La lettre du Pape n’est pas adressée à ce monde profane ; ni non plus aux prêtres et aux fidèles. Elle est adressée aux évêques, oui, comme un message non point à transmettre à leurs diocèses mais à recevoir pour eux-mêmes. Elle le fait avec une délicatesse de touche qui n’enlève rien à sa ferme autorité. Benoît XVI observe que ses amis juifs l’ont aidé à dissiper rapidement le malentendu fabriqué à l’occasion de l’affaire Williamson, tandis que « des catholiques » auraient dû mieux savoir ce qu’il en était. Ces catholiques, qui ont « offensé » le Pape « avec une hostilité prête à se manifester », ce sont des évêques, beaucoup d‘évêques, et le Pape en a « été peiné ». La comparaison de leur comportement avec celui des « amis juifs » est là pour pacifier le reproche par la gentillesse d’un sourire et la légèreté de la moquerie.
Mais un sourire triste, car l’Eglise catholique est celle de la succession apostolique, c’est-à-dire celle des évêques ; et donc aussi des évêques qui ont manifesté leur incompréhension et leur hostilité. Sous l’intense averse de la persécution médiatique, on en a même entendu rapporter avec complaisance ce qu’ils n’osaient dire eux-mêmes : « J’ai honte d‘être catholique. » C’est bien l‘équivalent du : « Je ne connais pas cet homme » (Mt 26, 74). Souhaitons-leur de ne pas attendre trop longtemps pour, à leur tour, en « pleurer amèrement ».
Le Vatican II du cardinal Congar et de l‘épiscopat français est cette fois clairement enterré : ce Vatican II que l’on présentait comme la référence et l’instrument d’une « relecture » et d’une « réinterprétation » des conciles antérieurs, de l’enseignement des papes précédents et globalement de toute l’ecclésiologie romaine issue de l’Eglise dite constantinienne. « A certains de ceux qui se proclament comme les grands défenseurs du Concile », écrit Benoît XVI, et ici encore la manière de s’exprimer laisse deviner un sourire un peu moqueur et passablement indulgent, – à ceux-là donc, il « doit être rappelé », et il l’est avec une claire autorité, qu’il faut « accepter la foi professée au cours des siècles » et « l’entière histoire doctrinale de l’Eglise ».
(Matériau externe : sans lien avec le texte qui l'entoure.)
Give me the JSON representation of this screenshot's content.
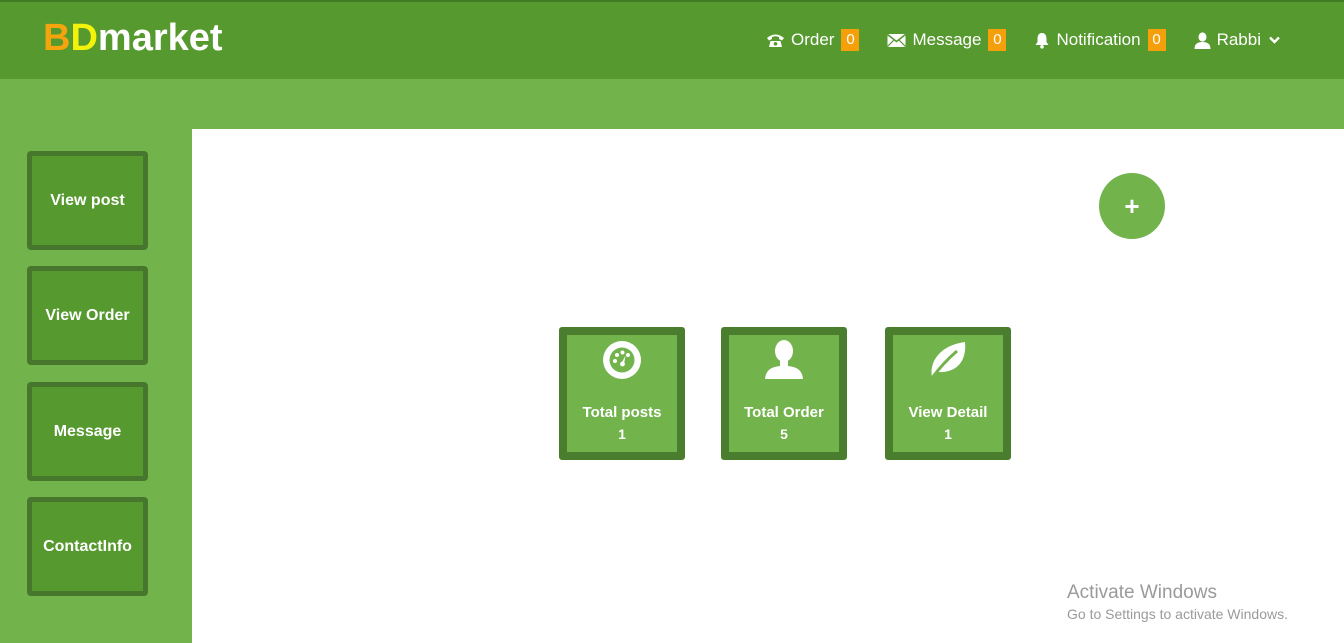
{
  "brand": {
    "part1": "B",
    "part2": "D",
    "part3": "market"
  },
  "header": {
    "order": {
      "label": "Order",
      "count": "0",
      "icon": "phone-icon"
    },
    "message": {
      "label": "Message",
      "count": "0",
      "icon": "envelope-icon"
    },
    "notification": {
      "label": "Notification",
      "count": "0",
      "icon": "bell-icon"
    },
    "user": {
      "name": "Rabbi",
      "icon": "user-icon",
      "dropdown_icon": "chevron-down-icon"
    }
  },
  "sidebar": {
    "items": [
      {
        "label": "View post"
      },
      {
        "label": "View Order"
      },
      {
        "label": "Message"
      },
      {
        "label": "ContactInfo"
      }
    ]
  },
  "main": {
    "add_button": "+",
    "cards": [
      {
        "label": "Total posts",
        "value": "1",
        "icon": "dashboard-icon"
      },
      {
        "label": "Total Order",
        "value": "5",
        "icon": "user-icon"
      },
      {
        "label": "View Detail",
        "value": "1",
        "icon": "leaf-icon"
      }
    ]
  },
  "watermark": {
    "line1": "Activate Windows",
    "line2": "Go to Settings to activate Windows."
  },
  "colors": {
    "header": "#56992f",
    "accent": "#72b34c",
    "border": "#4a7d2e",
    "badge": "#f5a00a",
    "brand_b": "#f5a40e",
    "brand_d": "#f2f20a"
  }
}
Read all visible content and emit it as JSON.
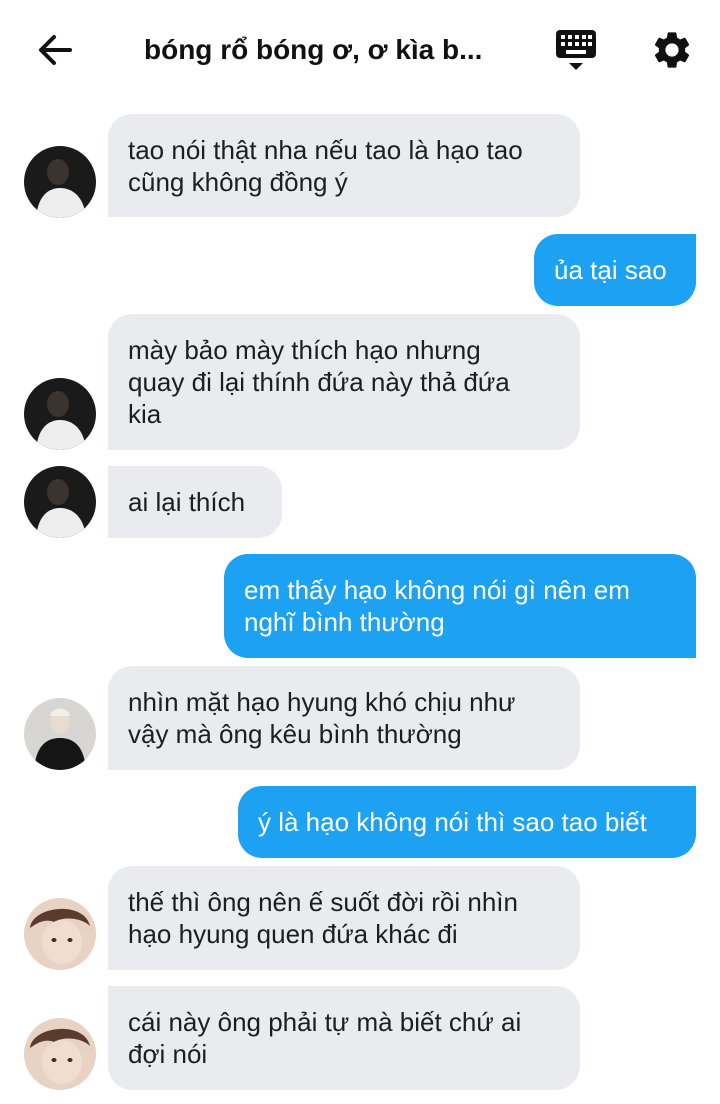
{
  "header": {
    "title": "bóng rổ bóng ơ, ơ kìa b...",
    "back_icon": "arrow-left-icon",
    "keyboard_icon": "keyboard-icon",
    "settings_icon": "gear-icon"
  },
  "colors": {
    "incoming_bubble": "#e9ebee",
    "outgoing_bubble": "#1da1f2",
    "outgoing_text": "#ffffff"
  },
  "messages": [
    {
      "direction": "in",
      "text": "tao nói thật nha nếu tao là hạo tao\ncũng không đồng ý"
    },
    {
      "direction": "out",
      "text": "ủa tại sao"
    },
    {
      "direction": "in",
      "text": "mày bảo mày thích hạo nhưng\nquay đi lại thính đứa này thả đứa\nkia"
    },
    {
      "direction": "in",
      "text": "ai lại thích"
    },
    {
      "direction": "out",
      "text": "em thấy hạo không nói gì nên em\nnghĩ bình thường"
    },
    {
      "direction": "in",
      "text": "nhìn mặt hạo hyung khó chịu như\nvậy mà ông kêu bình thường"
    },
    {
      "direction": "out",
      "text": "ý là hạo không nói thì sao tao biết"
    },
    {
      "direction": "in",
      "text": "thế thì ông nên ế suốt đời rồi nhìn\nhạo hyung quen đứa khác đi"
    },
    {
      "direction": "in",
      "text": "cái này ông phải tự mà biết chứ ai\nđợi nói"
    }
  ]
}
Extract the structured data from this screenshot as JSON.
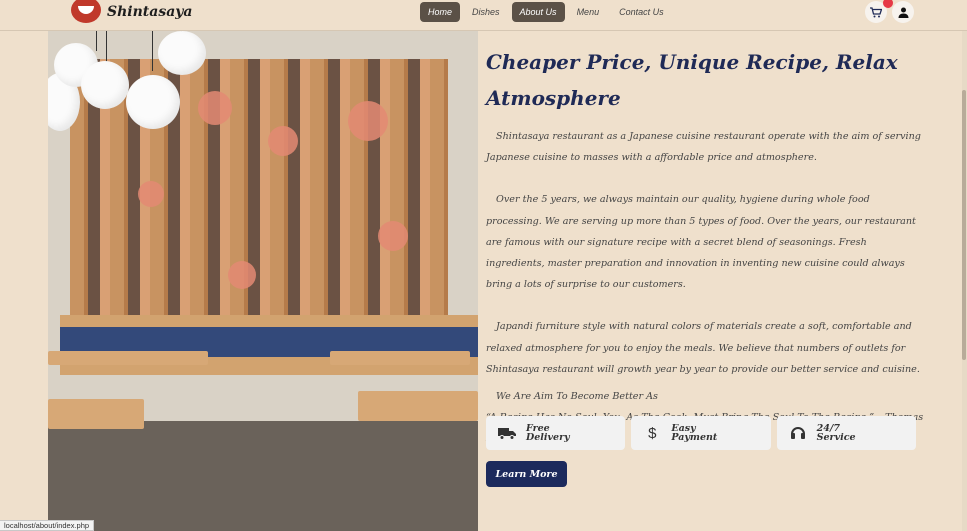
{
  "brand": {
    "name": "Shintasaya"
  },
  "nav": {
    "items": [
      {
        "label": "Home",
        "active": true
      },
      {
        "label": "Dishes",
        "active": false
      },
      {
        "label": "About Us",
        "active": true
      },
      {
        "label": "Menu",
        "active": false
      },
      {
        "label": "Contact Us",
        "active": false
      }
    ]
  },
  "header_icons": {
    "cart": "cart-icon",
    "user": "user-icon"
  },
  "about": {
    "title": "Cheaper Price, Unique Recipe, Relax Atmosphere",
    "paragraphs": [
      "Shintasaya restaurant as a Japanese cuisine restaurant operate with the aim of serving Japanese cuisine to masses with a affordable price and atmosphere.",
      "Over the 5 years, we always maintain our quality, hygiene during whole food processing. We are serving up more than 5 types of food. Over the years, our restaurant are famous with our signature recipe with a secret blend of seasonings. Fresh ingredients, master preparation and innovation in inventing new cuisine could always bring a lots of surprise to our customers.",
      "Japandi furniture style with natural colors of materials create a soft, comfortable and relaxed atmosphere for you to enjoy the meals. We believe that numbers of outlets for Shintasaya restaurant will growth year by year to provide our better service and cuisine."
    ],
    "aim": "We Are Aim To Become Better As",
    "quote": "“A Recipe Has No Soul. You, As The Cook, Must Bring The Soul To The Recipe.” – Thomas Keller"
  },
  "features": [
    {
      "label": "Free\nDelivery",
      "icon": "truck-icon"
    },
    {
      "label": "Easy\nPayment",
      "icon": "dollar-icon"
    },
    {
      "label": "24/7\nService",
      "icon": "headset-icon"
    }
  ],
  "cta": {
    "label": "Learn More"
  },
  "status_bar": {
    "url": "localhost/about/index.php"
  },
  "colors": {
    "background": "#efe0cc",
    "accent": "#1c2a5c",
    "nav_active": "#5b5147"
  }
}
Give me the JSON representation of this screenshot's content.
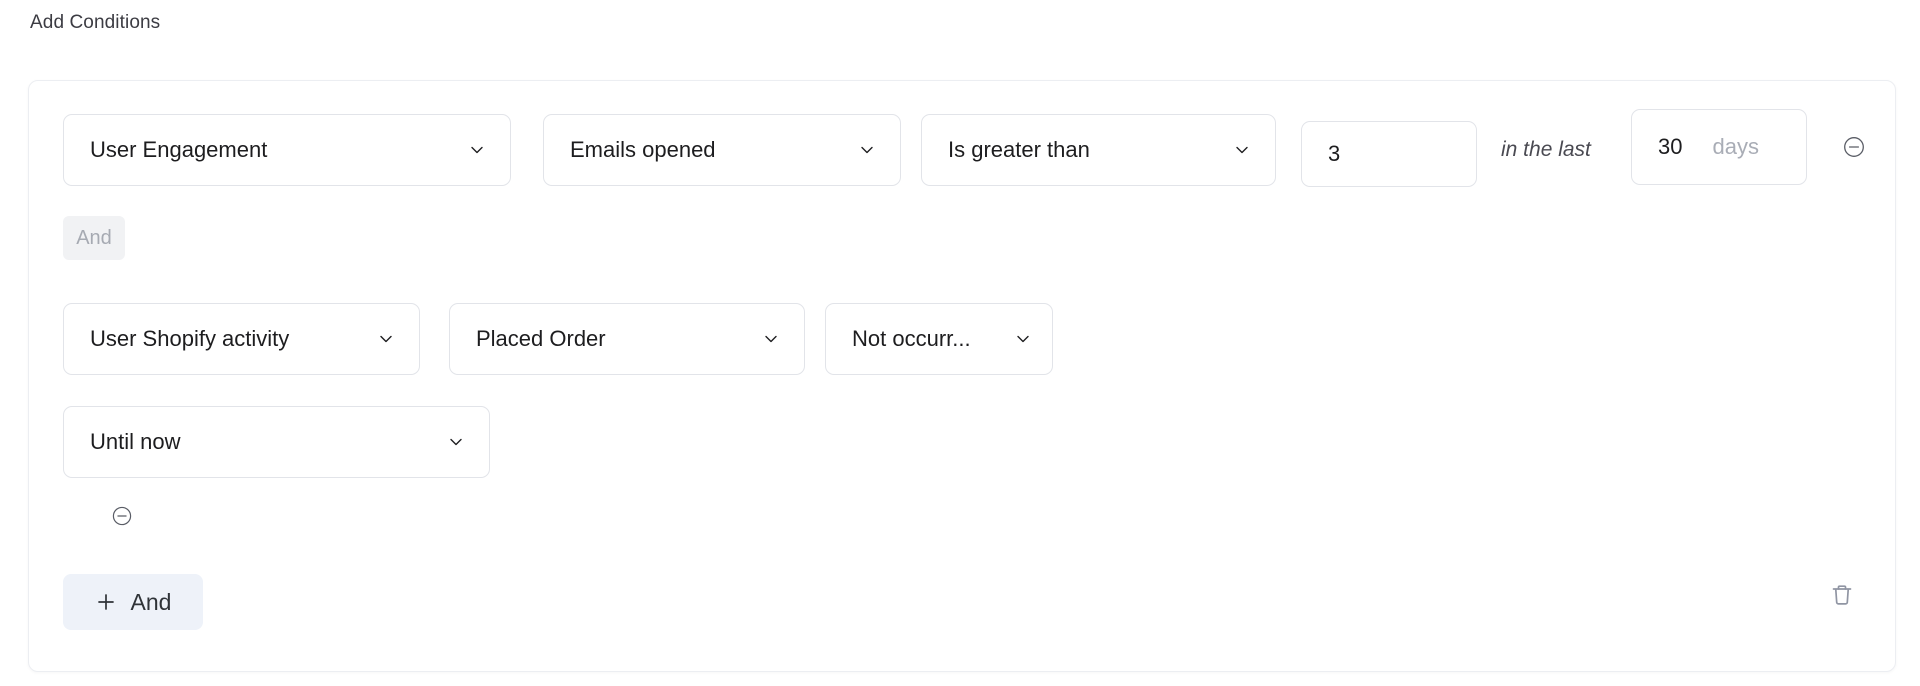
{
  "section": {
    "title": "Add Conditions"
  },
  "conditions": [
    {
      "id": "condition-1",
      "category": "User Engagement",
      "attribute": "Emails opened",
      "operator": "Is greater than",
      "value": "3",
      "timeframe_note": "in the last",
      "timeframe_value": "30",
      "timeframe_unit": "days",
      "remove_icon": "circle-minus-icon"
    },
    {
      "id": "condition-2",
      "category": "User Shopify activity",
      "attribute": "Placed Order",
      "operator": "Not occurr...",
      "timeframe": "Until now",
      "remove_icon": "circle-minus-icon"
    }
  ],
  "connector_chip": {
    "label": "And"
  },
  "add_button": {
    "label": "And",
    "icon": "plus-icon"
  },
  "delete_group": {
    "icon": "trash-icon"
  },
  "icons": {
    "chevron_down": "chevron-down-icon"
  },
  "colors": {
    "card_border": "#eceef2",
    "field_border": "#e2e4e9",
    "text_primary": "#1d1d1f",
    "text_muted": "#a9adb6",
    "chip_bg": "#f1f2f4",
    "add_button_bg": "#eef2f9",
    "trash": "#9095a3"
  }
}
Du coup tombe aussi le Vatican II super-dogme, considéré comme « un bloc non négociable », position extrémiste sur laquelle l‘épiscopat français s‘était retranché contre la levée des excommunications. Benoît XVI affirme, ou plutôt maintient et répète, que « les questions » [posées par les intégristes] « concernant la doctrine ne sont pas [encore] éclaircies ». C’est « au niveau doctrinal » qu’il faut les considérer. Ainsi s’annonce l’ouverture d’une discussion argumentée, sortant du niveau « disciplinaire » où, pour tout argument, l’on maintenait contre « les [supposés] intégristes » la brutalité aveugle d’une automatique relégation sociologique.
Des attaques du monde profane, la lettre de Benoît XVI ne dit rien. Elles sont normales. On sait bien (ou l’on devrait savoir) que lorsqu’il n’est pas contenu par le rempart d’un Prince chrétien, le monde profane n’est capable que d’une persécution, sournoise ou violente, de l’Eglise et de son témoignage que Jésus-Christ est vrai Dieu et vrai homme. Aujourd’hui la persécution est surtout médiatique, c’est-à-dire à la fois violente et sournoise, vérifiant ce qui est annoncé par l’Evangile : « Ils m’ont persécuté, ils vous persécuteront » (Jn 15, 20).